Bug 249067 - coredumps include whole maps
Summary: coredumps include whole maps
Status: Closed FIXED
Alias: None
Product: Base System
Classification: Unclassified
Component: kern (show other bugs)
Version: CURRENT
Hardware: Any Any
: --- Affects Some People
Assignee: Mark Johnston
URL:
Keywords:
Depends on:
Blocks:
 
Reported: 2020-09-02 16:43 UTC by Brooks Davis
Modified: 2020-11-02 14:02 UTC (History)
2 users (show)

See Also:


Attachments

Note You need to log in before you can comment on or make changes to this bug.
Description Brooks Davis freebsd_committer freebsd_triage 2020-09-02 16:43:51 UTC
FreeBSD coredumps dump whole apps even when most pages haven't been touched.  Modern allocators often allocate very large regions of VA e.g. with 1GiB-100GiB mmaps rather than making repeated calls to mmap. When such processes dump core the whole map gets dumped even though it's nearly all unmapped pages.  Linux breaks such maps into a set of PT_LOADs where unbacked anonymous pages aren't present in the file.

We ran into this on a very slow riscv (100MHz FPGA with very slow disk), but we believe it effects everyone.
Comment 1 Mark Johnston freebsd_committer freebsd_triage 2020-09-08 15:24:36 UTC
So is the idea to identify runs of alternating faulted and non-faulted ranges in each mapped area, and emit a phdr for each run (or each pair of runs)?  Then, the phdr for a non-faulted range would have p_filsz == 0 (or it would get tacked on to the phdr for the preceding faulted range).  Or, does Linux completely exclude non-faulted ranges from the core file?  I'd be surprised if so, but it does make things a bit simpler for the kernel.

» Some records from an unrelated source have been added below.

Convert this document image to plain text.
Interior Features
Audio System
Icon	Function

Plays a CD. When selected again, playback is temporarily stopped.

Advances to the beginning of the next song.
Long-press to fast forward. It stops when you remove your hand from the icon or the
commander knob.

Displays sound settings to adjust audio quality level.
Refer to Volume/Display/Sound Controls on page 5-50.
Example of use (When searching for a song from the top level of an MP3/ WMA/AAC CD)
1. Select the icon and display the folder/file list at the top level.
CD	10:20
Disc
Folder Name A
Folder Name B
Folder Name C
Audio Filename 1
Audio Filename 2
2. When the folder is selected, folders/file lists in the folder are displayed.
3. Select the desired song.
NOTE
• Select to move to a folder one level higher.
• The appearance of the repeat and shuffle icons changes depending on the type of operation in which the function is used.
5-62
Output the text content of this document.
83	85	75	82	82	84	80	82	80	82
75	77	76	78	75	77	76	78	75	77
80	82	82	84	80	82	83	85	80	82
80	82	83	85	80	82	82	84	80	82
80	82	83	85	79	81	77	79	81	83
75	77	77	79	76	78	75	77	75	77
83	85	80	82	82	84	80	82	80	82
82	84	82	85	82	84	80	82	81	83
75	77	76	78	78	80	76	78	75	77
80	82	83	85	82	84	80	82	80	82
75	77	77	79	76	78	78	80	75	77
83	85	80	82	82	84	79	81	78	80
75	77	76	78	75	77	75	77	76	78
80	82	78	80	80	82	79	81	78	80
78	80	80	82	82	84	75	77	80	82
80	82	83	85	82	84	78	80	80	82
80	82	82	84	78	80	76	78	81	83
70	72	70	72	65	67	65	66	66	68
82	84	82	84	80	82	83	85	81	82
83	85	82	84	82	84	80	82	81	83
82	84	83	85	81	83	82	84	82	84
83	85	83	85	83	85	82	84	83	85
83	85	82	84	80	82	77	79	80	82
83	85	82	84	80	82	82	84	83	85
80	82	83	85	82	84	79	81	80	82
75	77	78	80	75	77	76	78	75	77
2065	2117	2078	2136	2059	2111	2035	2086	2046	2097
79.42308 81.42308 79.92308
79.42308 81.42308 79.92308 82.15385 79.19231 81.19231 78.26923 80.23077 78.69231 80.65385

I noticed recently that DPDK has a FreeBSD-specific workaround for this exact issue, so I'd like to work on it.
Comment 2 Mark Johnston freebsd_committer freebsd_triage 2020-09-08 16:06:57 UTC
It looks like Linux handles core dump data phdrs the same way we do.  The trick they use is to create a hole in the core file whenever a never-faulted virtual page is written.  So a program that maps 512MB, faults a single page, and dumps core gives:

# ./a.out 
addr is 0x7fc076b57000
Aborted (core dumped)
# du -h core
116K    core
# du -h --apparent-size core
513M    core
Comment 3 Mark Johnston freebsd_committer freebsd_triage 2020-09-29 18:43:12 UTC
https://reviews.freebsd.org/D26590
Comment 4 commit-hook freebsd_committer freebsd_triage 2020-10-02 17:51:00 UTC
A commit references this bug:

Author: markj
Date: Fri Oct  2 17:50:23 UTC 2020
New revision: 366368
URL: https://svnweb.freebsd.org/changeset/base/366368

Log:
  Implement sparse core dumps

  Currently we allocate and map zero-filled anonymous pages when dumping
  core.  This can result in lots of needless disk I/O and page
  allocations.  This change tries to make the core dumper more clever and
  represent unbacked ranges of virtual memory by holes in the core dump
  file.

  Add a new page fault type, VM_FAULT_NOFILL, which causes vm_fault() to
  clean up and return an error when it would otherwise map a zero-filled
  page.  Then, in the core dumper code, prefault all user pages and handle
  errors by simply extending the size of the core file.  This also fixes a
  bug related to the fact that vn_io_fault1() does not attempt partial I/O
  in the face of errors from vm_fault_quick_hold_pages(): if a truncated
  file is mapped into a user process, an attempt to dump beyond the end of
  the file results in an error, but this means that valid pages
  immediately preceding the end of the file might not have been dumped
  either.

  The change reduces the core dump size of trivial programs by a factor of
  ten simply by excluding unaccessed libc.so pages.

  PR:		249067
  Reviewed by:	kib
  Tested by:	pho
  MFC after:	1 month
  Sponsored by:	The FreeBSD Foundation
  Differential Revision:	https://reviews.freebsd.org/D26590

Changes:
  head/sys/kern/imgact_elf.c
  head/sys/vm/vm_fault.c
  head/sys/vm/vm_map.h
Comment 5 Mark Johnston freebsd_committer freebsd_triage 2020-11-02 14:02:40 UTC
I think I will hold off on a merge to stable/12 unless someone asks for it.  The merge isn't trivial.